Late last month, Johann and I closed on our very first home! Only instead of “home,” it’s also an investment property, a three-flat (three unit) building with tenants currently renting all units in a suburb of Chicago. It’s a giant white building, so to distinguish between it and the apartment where we’re living now, we call it the “White House.”

Our mortgage requires that we move into the building within sixty days and live there for a year. We already gave the first floor tenants notice to leave so we can comply with the mortgage. It was HARD! As a lawyer, I know the type of notice we should give to protect ourselves and why partial deposit refunds can create issues. As a human being, I understand it’s a difficult time of year (between Thanksgiving and Christmas) to be apartment hunting and why having some portion of a security deposit refunded could make moving out and life in general a little easier. We asked our lender to extend our move-in date by a month as an exception to avoid the holiday season and received a hard no, so I was thankful the tenant was understanding. We also compromised with the tenants to help make the move a little easier. I’ve spent a lot of years being frustrated with landlord issues, so it’s an eye-opener to be a landlord myself!

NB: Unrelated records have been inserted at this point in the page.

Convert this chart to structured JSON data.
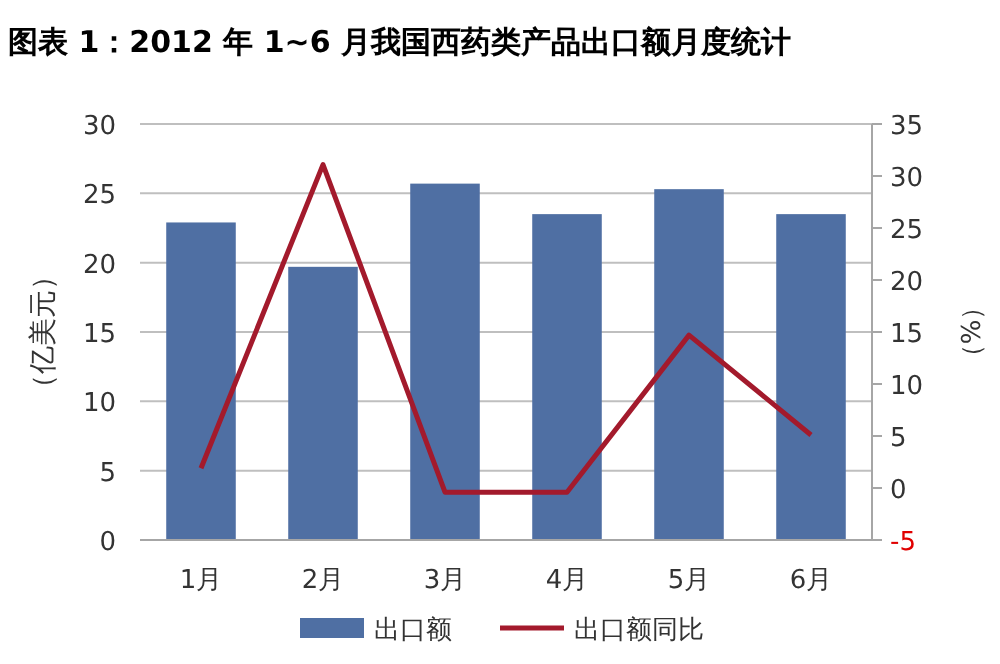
{
  "chart_data": {
    "type": "bar",
    "title": "图表 1：2012 年 1~6 月我国西药类产品出口额月度统计",
    "ylabel": "（亿美元）",
    "y2label": "（%）",
    "categories": [
      "1月",
      "2月",
      "3月",
      "4月",
      "5月",
      "6月"
    ],
    "series": [
      {
        "name": "出口额",
        "color": "#4f6fa3",
        "values": [
          22.9,
          19.7,
          25.7,
          23.5,
          25.3,
          23.5
        ]
      },
      {
        "name": "出口额同比",
        "type": "line",
        "axis": "y2",
        "color": "#a31a2c",
        "values": [
          1.9,
          31.1,
          -0.4,
          -0.4,
          14.7,
          5.1
        ]
      }
    ],
    "ylim": [
      0,
      30
    ],
    "yticks": [
      0,
      5,
      10,
      15,
      20,
      25,
      30
    ],
    "y2lim": [
      -5,
      35
    ],
    "y2ticks": [
      -5,
      0,
      5,
      10,
      15,
      20,
      25,
      30,
      35
    ],
    "grid": "y",
    "legend": "bottom",
    "marker": "none",
    "line_style": "solid"
  }
}
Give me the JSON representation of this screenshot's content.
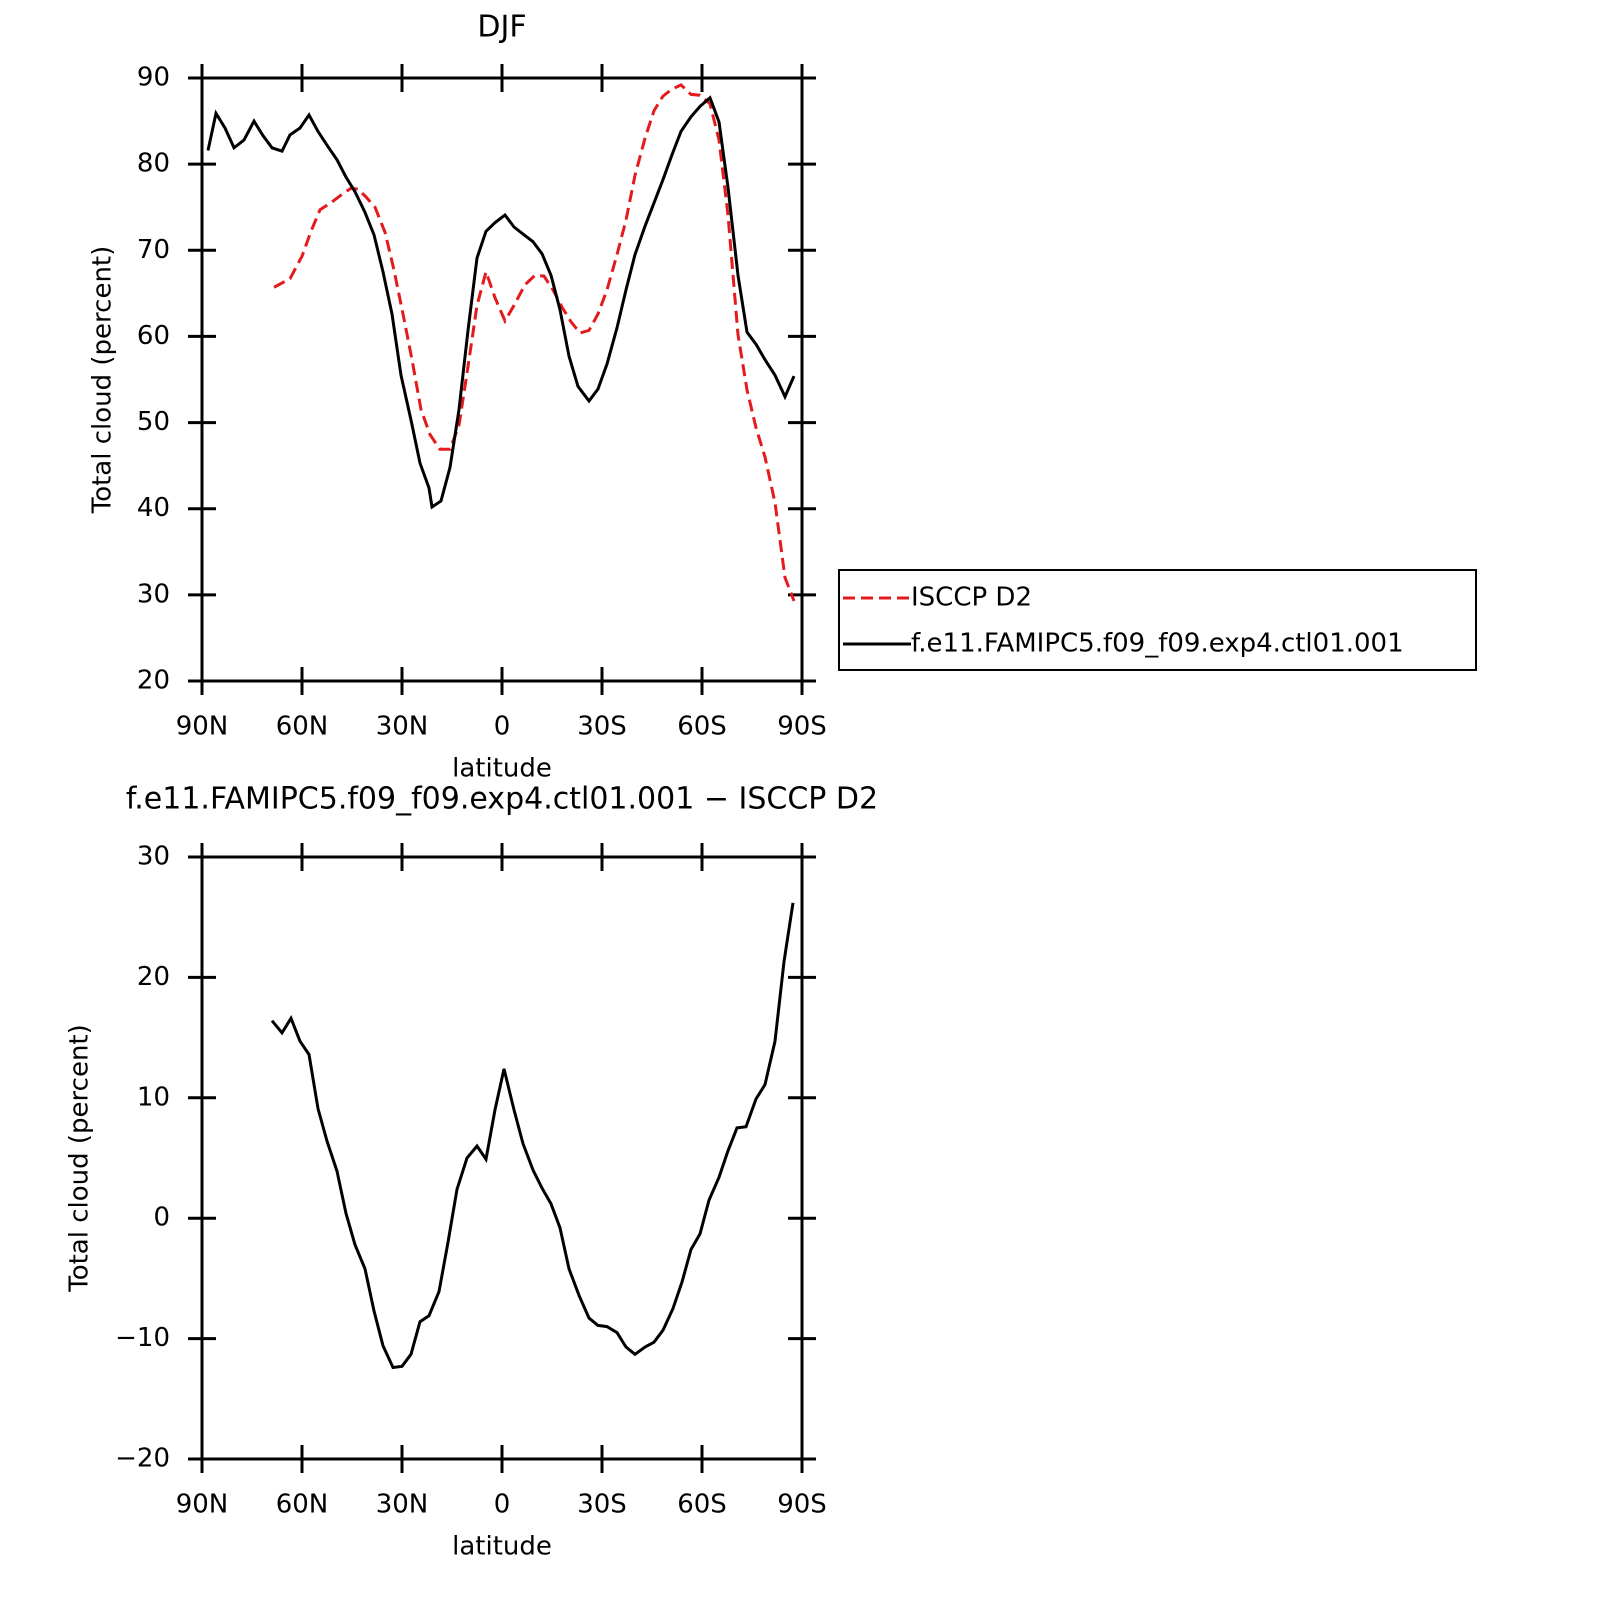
{
  "chart_data": [
    {
      "type": "line",
      "title": "DJF",
      "xlabel": "latitude",
      "ylabel": "Total cloud (percent)",
      "xlim": [
        90,
        -90
      ],
      "ylim": [
        20,
        90
      ],
      "xticks": [
        {
          "value": 90,
          "label": "90N"
        },
        {
          "value": 60,
          "label": "60N"
        },
        {
          "value": 30,
          "label": "30N"
        },
        0,
        {
          "value": -30,
          "label": "30S"
        },
        {
          "value": -60,
          "label": "60S"
        },
        {
          "value": -90,
          "label": "90S"
        }
      ],
      "yticks": [
        20,
        30,
        40,
        50,
        60,
        70,
        80,
        90
      ],
      "legend": "right",
      "series": [
        {
          "name": "ISCCP D2",
          "color": "#e41a1c",
          "linestyle": "dashed",
          "x": [
            68.4,
            63.6,
            60,
            57.3,
            54.6,
            51,
            48,
            45.3,
            43.2,
            40.8,
            38.1,
            35.1,
            32.4,
            29.7,
            27,
            24.3,
            21.6,
            18.6,
            15.6,
            12.9,
            10.2,
            7.5,
            4.8,
            2.1,
            -0.9,
            -3.6,
            -6.9,
            -9.9,
            -12.6,
            -15.3,
            -18,
            -20.7,
            -23.4,
            -26.1,
            -28.8,
            -31.5,
            -34.5,
            -37.2,
            -39.9,
            -42.9,
            -45.6,
            -48.3,
            -51,
            -53.7,
            -56.7,
            -59.4,
            -62.4,
            -65.1,
            -67.8,
            -70.8,
            -73.5,
            -76.2,
            -78.9,
            -81.9,
            -84.9,
            -87.6
          ],
          "values": [
            65.7,
            66.7,
            69.3,
            72.2,
            74.7,
            75.6,
            76.5,
            77.2,
            77.1,
            76.2,
            75.0,
            72.1,
            67.7,
            62.6,
            57.3,
            51.5,
            48.6,
            46.9,
            46.9,
            49.7,
            56.5,
            63.6,
            67.5,
            64.5,
            61.8,
            63.6,
            66.0,
            67.1,
            67.0,
            65.4,
            63.4,
            61.7,
            60.4,
            60.7,
            62.6,
            65.4,
            69.5,
            73.5,
            78.7,
            83.0,
            86.2,
            87.9,
            88.7,
            89.2,
            88.1,
            88.0,
            87.0,
            82.8,
            74.1,
            60.2,
            53.8,
            49.4,
            46.0,
            40.7,
            32.0,
            29.3
          ]
        },
        {
          "name": "f.e11.FAMIPC5.f09_f09.exp4.ctl01.001",
          "color": "#000000",
          "linestyle": "solid",
          "x": [
            88.2,
            85.8,
            83.1,
            80.4,
            77.4,
            74.4,
            71.7,
            69,
            66,
            63.6,
            60.6,
            57.9,
            55.2,
            52.5,
            49.5,
            46.8,
            44.1,
            41.1,
            38.4,
            35.7,
            33,
            30.3,
            27.3,
            24.6,
            21.9,
            21,
            18.3,
            15.6,
            12.9,
            10.2,
            7.5,
            4.8,
            2.1,
            -0.9,
            -3.6,
            -6.6,
            -9.3,
            -12,
            -14.7,
            -17.4,
            -20.1,
            -22.8,
            -26.1,
            -28.8,
            -31.5,
            -34.5,
            -37.2,
            -39.9,
            -42.9,
            -45.6,
            -48.3,
            -51,
            -53.7,
            -56.7,
            -59.4,
            -62.4,
            -65.1,
            -67.8,
            -70.8,
            -73.5,
            -76.2,
            -78.9,
            -81.9,
            -84.9,
            -87.6
          ],
          "values": [
            81.6,
            85.9,
            84.2,
            81.9,
            82.8,
            85.0,
            83.3,
            81.9,
            81.5,
            83.4,
            84.2,
            85.7,
            83.8,
            82.2,
            80.5,
            78.5,
            76.8,
            74.4,
            71.8,
            67.5,
            62.6,
            55.5,
            50.3,
            45.3,
            42.4,
            40.2,
            40.9,
            44.8,
            51.5,
            60.7,
            69.1,
            72.2,
            73.2,
            74.1,
            72.7,
            71.8,
            71.0,
            69.6,
            67.1,
            63.1,
            57.7,
            54.2,
            52.5,
            53.9,
            56.8,
            61.0,
            65.4,
            69.5,
            72.8,
            75.5,
            78.2,
            81.1,
            83.8,
            85.5,
            86.7,
            87.7,
            84.9,
            77.3,
            67.1,
            60.5,
            59.1,
            57.3,
            55.5,
            53.0,
            55.4
          ]
        }
      ]
    },
    {
      "type": "line",
      "title": "f.e11.FAMIPC5.f09_f09.exp4.ctl01.001 − ISCCP D2",
      "xlabel": "latitude",
      "ylabel": "Total cloud (percent)",
      "xlim": [
        90,
        -90
      ],
      "ylim": [
        -20,
        30
      ],
      "xticks": [
        {
          "value": 90,
          "label": "90N"
        },
        {
          "value": 60,
          "label": "60N"
        },
        {
          "value": 30,
          "label": "30N"
        },
        0,
        {
          "value": -30,
          "label": "30S"
        },
        {
          "value": -60,
          "label": "60S"
        },
        {
          "value": -90,
          "label": "90S"
        }
      ],
      "yticks": [
        {
          "value": -20,
          "label": "−20"
        },
        {
          "value": -10,
          "label": "−10"
        },
        0,
        10,
        20,
        30
      ],
      "series": [
        {
          "color": "#000000",
          "linestyle": "solid",
          "x": [
            69,
            66,
            63.3,
            60.6,
            57.9,
            55.2,
            52.5,
            49.5,
            46.8,
            44.1,
            41.1,
            38.4,
            35.7,
            32.7,
            30,
            27.3,
            24.6,
            21.9,
            18.9,
            16.2,
            13.5,
            10.5,
            7.5,
            4.8,
            2.1,
            -0.6,
            -3.6,
            -6.3,
            -9.3,
            -12,
            -14.7,
            -17.4,
            -20.1,
            -23.1,
            -26.1,
            -28.8,
            -31.5,
            -34.5,
            -37.2,
            -39.9,
            -42.9,
            -45.6,
            -48.3,
            -51.3,
            -54,
            -56.7,
            -59.4,
            -62.1,
            -65.1,
            -67.8,
            -70.5,
            -73.2,
            -76.2,
            -78.9,
            -81.9,
            -84.6,
            -87.3
          ],
          "values": [
            16.4,
            15.4,
            16.6,
            14.7,
            13.6,
            9.1,
            6.4,
            3.9,
            0.4,
            -2.2,
            -4.2,
            -7.7,
            -10.6,
            -12.4,
            -12.3,
            -11.3,
            -8.6,
            -8.1,
            -6.1,
            -2.0,
            2.4,
            5.0,
            6.0,
            4.9,
            9.0,
            12.4,
            9.0,
            6.2,
            4.0,
            2.5,
            1.2,
            -0.8,
            -4.2,
            -6.4,
            -8.3,
            -8.9,
            -9.0,
            -9.5,
            -10.7,
            -11.3,
            -10.7,
            -10.3,
            -9.3,
            -7.5,
            -5.3,
            -2.6,
            -1.3,
            1.5,
            3.4,
            5.6,
            7.5,
            7.6,
            9.9,
            11.1,
            14.7,
            21.3,
            26.2
          ]
        }
      ]
    }
  ]
}
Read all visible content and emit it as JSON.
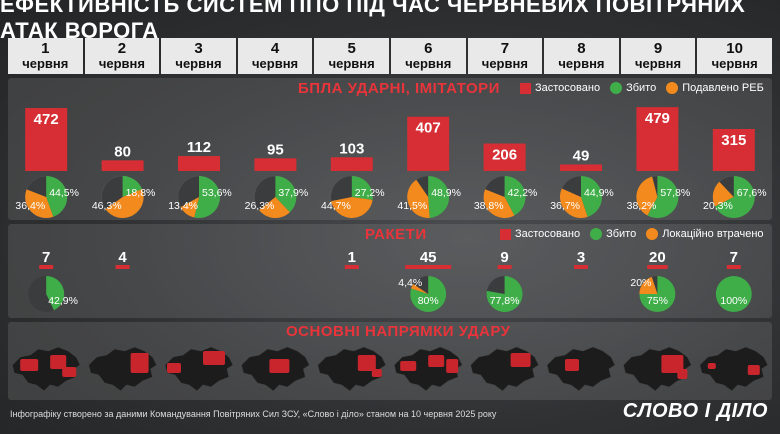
{
  "title": "ЕФЕКТИВНІСТЬ СИСТЕМ ППО ПІД ЧАС ЧЕРВНЕВИХ ПОВІТРЯНИХ АТАК ВОРОГА",
  "days": [
    {
      "n": "1",
      "m": "червня"
    },
    {
      "n": "2",
      "m": "червня"
    },
    {
      "n": "3",
      "m": "червня"
    },
    {
      "n": "4",
      "m": "червня"
    },
    {
      "n": "5",
      "m": "червня"
    },
    {
      "n": "6",
      "m": "червня"
    },
    {
      "n": "7",
      "m": "червня"
    },
    {
      "n": "8",
      "m": "червня"
    },
    {
      "n": "9",
      "m": "червня"
    },
    {
      "n": "10",
      "m": "червня"
    }
  ],
  "drones": {
    "title": "БПЛА УДАРНІ, ІМІТАТОРИ",
    "legend": {
      "used": "Застосовано",
      "shot": "Збито",
      "ew": "Подавлено РЕБ"
    }
  },
  "missiles": {
    "title": "РАКЕТИ",
    "legend": {
      "used": "Застосовано",
      "shot": "Збито",
      "lost": "Локаційно втрачено"
    }
  },
  "directions": {
    "title": "ОСНОВНІ НАПРЯМКИ УДАРУ"
  },
  "footer": "Інфографіку створено за даними Командування Повітряних Сил ЗСУ, «Слово і діло» станом на 10 червня 2025 року",
  "brand": "СЛОВО І ДІЛО",
  "colors": {
    "used": "#d62e34",
    "shot": "#3fae49",
    "ew": "#f28a1e",
    "lost": "#f28a1e",
    "map_base": "#1c1c1c",
    "map_hit": "#c8262c"
  },
  "chart_data": [
    {
      "type": "bar",
      "title": "БПЛА УДАРНІ, ІМІТАТОРИ",
      "categories": [
        "1 червня",
        "2 червня",
        "3 червня",
        "4 червня",
        "5 червня",
        "6 червня",
        "7 червня",
        "8 червня",
        "9 червня",
        "10 червня"
      ],
      "series": [
        {
          "name": "Застосовано",
          "values": [
            472,
            80,
            112,
            95,
            103,
            407,
            206,
            49,
            479,
            315
          ]
        }
      ],
      "labels": [
        "472",
        "80",
        "112",
        "95",
        "103",
        "407",
        "206",
        "49",
        "479",
        "315"
      ],
      "ylim": [
        0,
        480
      ]
    },
    {
      "type": "pie",
      "title": "БПЛА",
      "categories": [
        "1 червня",
        "2 червня",
        "3 червня",
        "4 червня",
        "5 червня",
        "6 червня",
        "7 червня",
        "8 червня",
        "9 червня",
        "10 червня"
      ],
      "series": [
        {
          "name": "Збито",
          "values": [
            44.5,
            18.8,
            53.6,
            37.9,
            27.2,
            48.9,
            42.2,
            44.9,
            57.8,
            67.6
          ],
          "labels": [
            "44,5%",
            "18,8%",
            "53,6%",
            "37,9%",
            "27,2%",
            "48,9%",
            "42,2%",
            "44,9%",
            "57,8%",
            "67,6%"
          ]
        },
        {
          "name": "Подавлено РЕБ",
          "values": [
            36.4,
            46.3,
            13.4,
            26.3,
            44.7,
            41.5,
            38.8,
            36.7,
            38.2,
            20.3
          ],
          "labels": [
            "36,4%",
            "46,3%",
            "13,4%",
            "26,3%",
            "44,7%",
            "41,5%",
            "38,8%",
            "36,7%",
            "38,2%",
            "20,3%"
          ]
        }
      ]
    },
    {
      "type": "bar",
      "title": "РАКЕТИ",
      "categories": [
        "1 червня",
        "2 червня",
        "3 червня",
        "4 червня",
        "5 червня",
        "6 червня",
        "7 червня",
        "8 червня",
        "9 червня",
        "10 червня"
      ],
      "series": [
        {
          "name": "Застосовано",
          "values": [
            7,
            4,
            null,
            null,
            1,
            45,
            9,
            3,
            20,
            7
          ]
        }
      ],
      "labels": [
        "7",
        "4",
        "",
        "",
        "1",
        "45",
        "9",
        "3",
        "20",
        "7"
      ],
      "ylim": [
        0,
        45
      ]
    },
    {
      "type": "pie",
      "title": "РАКЕТИ",
      "categories": [
        "1 червня",
        "2 червня",
        "3 червня",
        "4 червня",
        "5 червня",
        "6 червня",
        "7 червня",
        "8 червня",
        "9 червня",
        "10 червня"
      ],
      "series": [
        {
          "name": "Збито",
          "values": [
            42.9,
            null,
            null,
            null,
            null,
            80,
            77.8,
            null,
            75,
            100
          ],
          "labels": [
            "42,9%",
            "",
            "",
            "",
            "",
            "80%",
            "77,8%",
            "",
            "75%",
            "100%"
          ]
        },
        {
          "name": "Локаційно втрачено",
          "values": [
            null,
            null,
            null,
            null,
            null,
            4.4,
            null,
            null,
            20,
            null
          ],
          "labels": [
            "",
            "",
            "",
            "",
            "",
            "4,4%",
            "",
            "",
            "20%",
            ""
          ]
        }
      ]
    }
  ]
}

All that said, we are eager to get into the basement and first floor so we can start updates and renovations. We are fortunate Johann owns a construction company and can do a lot of the work himself or with the help of family. (I call it fortunate; he calls it good planning, haha.) Of course, unpaid work for ourselves is much slower than paid work for clients! I plan to do a Before & After series of posts, but since we can’t get into any of the units while they’re being rented, here’s a photo of us in the very, very unfinished basement:


That plant was a housewarming gift from Johann to me. Isn’t it sweet?!

Can I just say how weird it feels that our first home will only be a temporary home? And that we know it’s only temporary before we even get started? Still, it’s exciting to be making an investment in our future.